Revenons aux sources d’un style trop souvent réduit à des boules à facettes et des paroles aguicheuses. Le Disco.

Arrivée à point nommé, cette musique futuriste tire son succès d’une autre révolution : les discothèques, ces pièces closes où se retrouvent les jeunes pour échanger danses et phéromones.

Dérivée du funk et de la soul principalement, la musique disco surfe sur la vague boîte de nuit, et embauche ses Disc Jockeys pour robotiser ses rythmes. Les sons qui émanent de ces instruments digitaux semblent si novateurs qu’à ses débuts, on présente le Disco comme expérimental. Majoritairement guidée par une ligne de basse et des vibrations électro, une voix soul au discours très inhabituel se fait alors entendre.

Elles chantent, elles sont noires, ils chantent, ils sont gays. Le phénomène Disco est un genre qui met en avant les différences. Clips kitschous, paillettes, pattes d’eph et déguisements outranciers mis de côté, d’aucuns discerneront sa portée symbolique. Sa capacité à abattre les frontières. Le genre ouvre la voie à des minorités – Donna Summer et les Village People en tête de liste -, efface les limites. Sexuelles et sexuées. On entend des homos qui chantent des machos, des hétéros qui chantent comme des filles, des femmes qui s’habillent en homme, bref, le Disco, c’est un joyeux pot-pourri. Culturellement et musicalement.
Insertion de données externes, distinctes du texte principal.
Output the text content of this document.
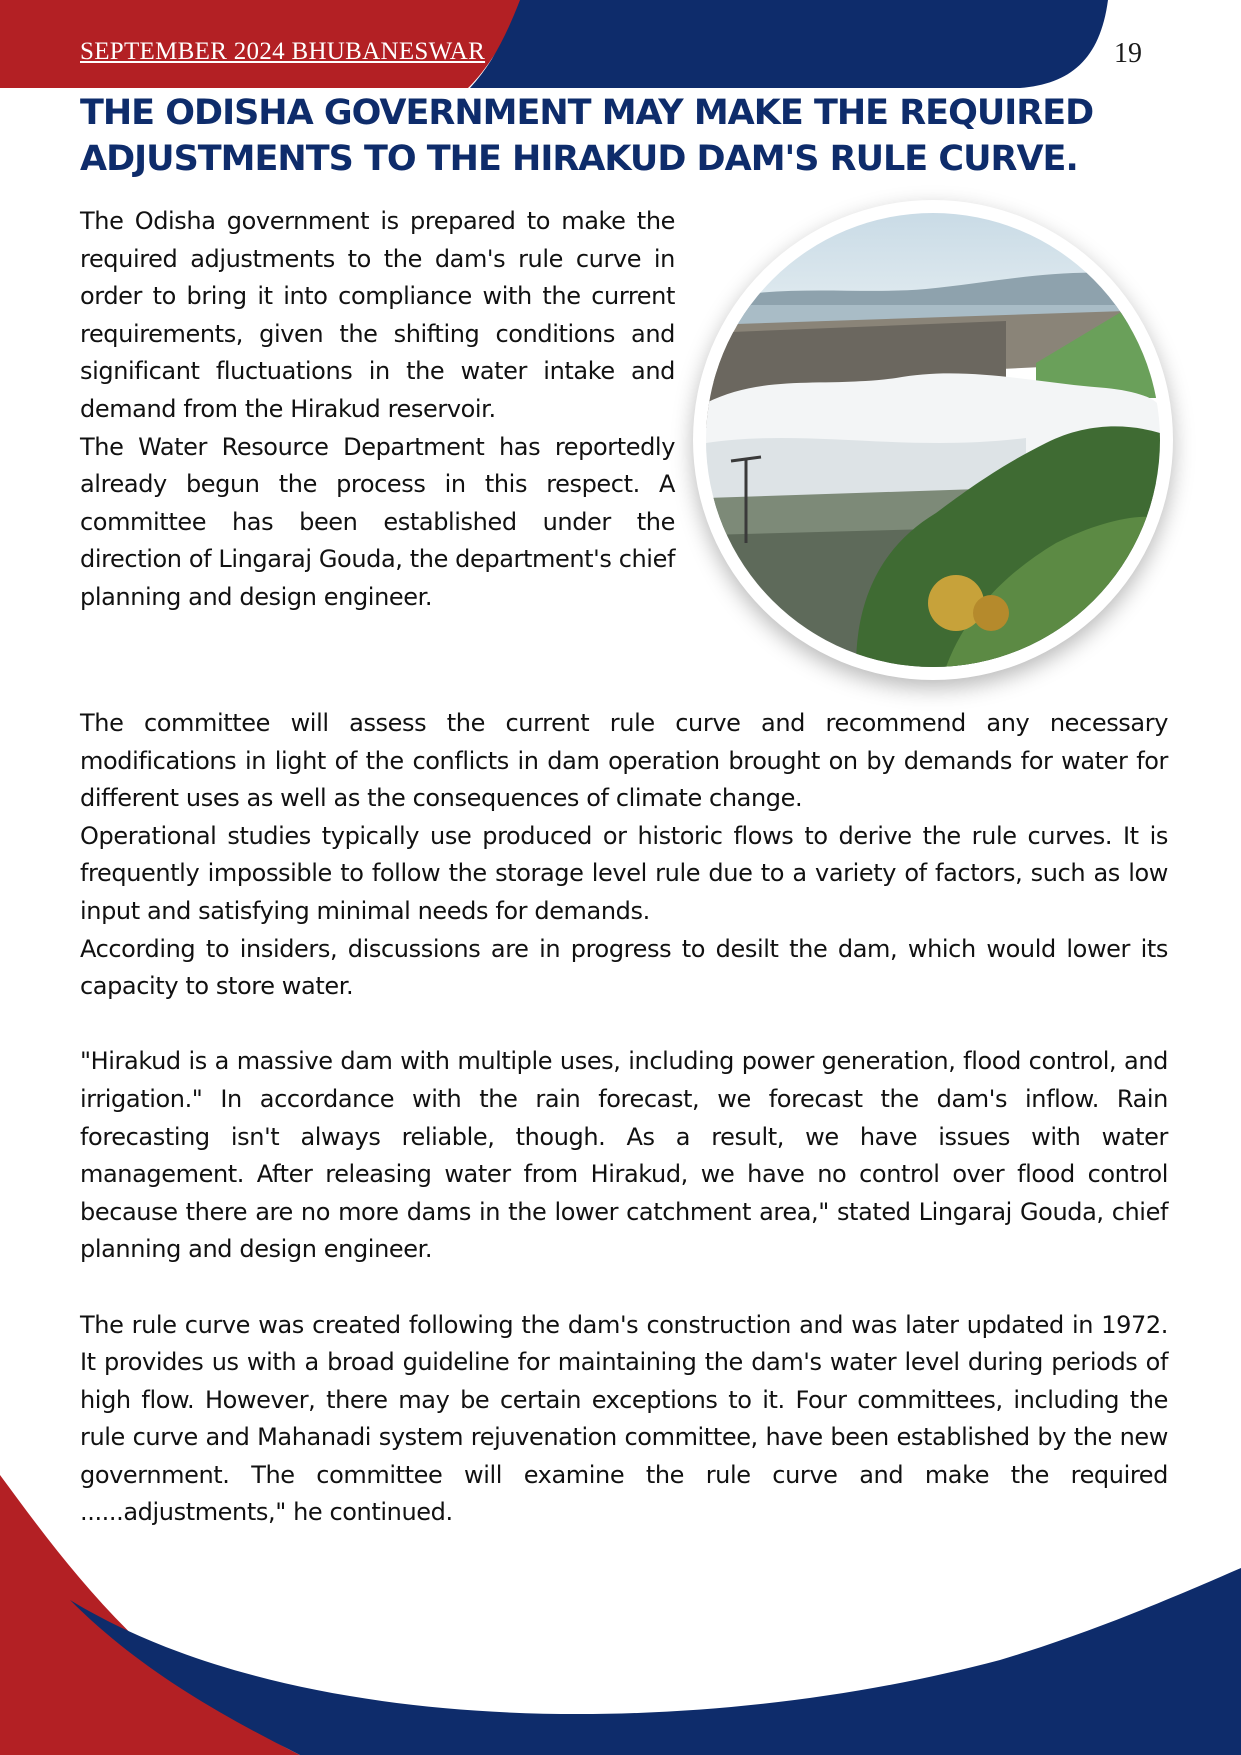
SEPTEMBER 2024 BHUBANESWAR	19
THE ODISHA GOVERNMENT MAY MAKE THE REQUIRED ADJUSTMENTS TO THE HIRAKUD DAM'S RULE CURVE.

The Odisha government is prepared to make the required adjustments to the dam's rule curve in order to bring it into compliance with the current requirements, given the shifting conditions and significant fluctuations in the water intake and demand from the Hirakud reservoir.

The Water Resource Department has reportedly already begun the process in this respect. A committee has been established under the direction of Lingaraj Gouda, the department's chief planning and design engineer.

The committee will assess the current rule curve and recommend any necessary modifications in light of the conflicts in dam operation brought on by demands for water for different uses as well as the consequences of climate change.

Operational studies typically use produced or historic flows to derive the rule curves. It is frequently impossible to follow the storage level rule due to a variety of factors, such as low input and satisfying minimal needs for demands.

According to insiders, discussions are in progress to desilt the dam, which would lower its capacity to store water.

"Hirakud is a massive dam with multiple uses, including power generation, flood control, and irrigation." In accordance with the rain forecast, we forecast the dam's inflow. Rain forecasting isn't always reliable, though. As a result, we have issues with water management. After releasing water from Hirakud, we have no control over flood control because there are no more dams in the lower catchment area," stated Lingaraj Gouda, chief planning and design engineer.

The rule curve was created following the dam's construction and was later updated in 1972. It provides us with a broad guideline for maintaining the dam's water level during periods of high flow. However, there may be certain exceptions to it. Four committees, including the rule curve and Mahanadi system rejuvenation committee, have been established by the new government. The committee will examine the rule curve and make the required ......adjustments," he continued.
Alors pendant plus de dix ans, la frénésie Disco se poursuit. Partout où l’on passe résonnent des paroles résolument sexy, incitant à la débauche, à la fête. Critiquant les modèles sociétaux aussi.

Puis, inévitablement, ça retombe comme c’est monté, comme un soufflé. Le Disco se perd dans ce qui faisait son originalité. Après l’explosion du genre dans les années 76-77, les oreilles se lassent. Overdose de couleurs, de chorégraphies, de sons qui se ressemblent tous.

Mais le Disco ne dit pas son dernier mot. Avec lui, c’est une génération de musiciens qui créera, inventera et renouvellera le genre. Hi-NRJ, house music, electro-pop, funk… autant de bourgeons prêts à fleurir des décennies de mélodie.

Quelques noms pour enrichir notre discothèque : Giorgio Moroder, producteur de Donna Summer, Cerrone, Gloria Gaynor, et plus récemment Scissor Sisters ou encore Mika.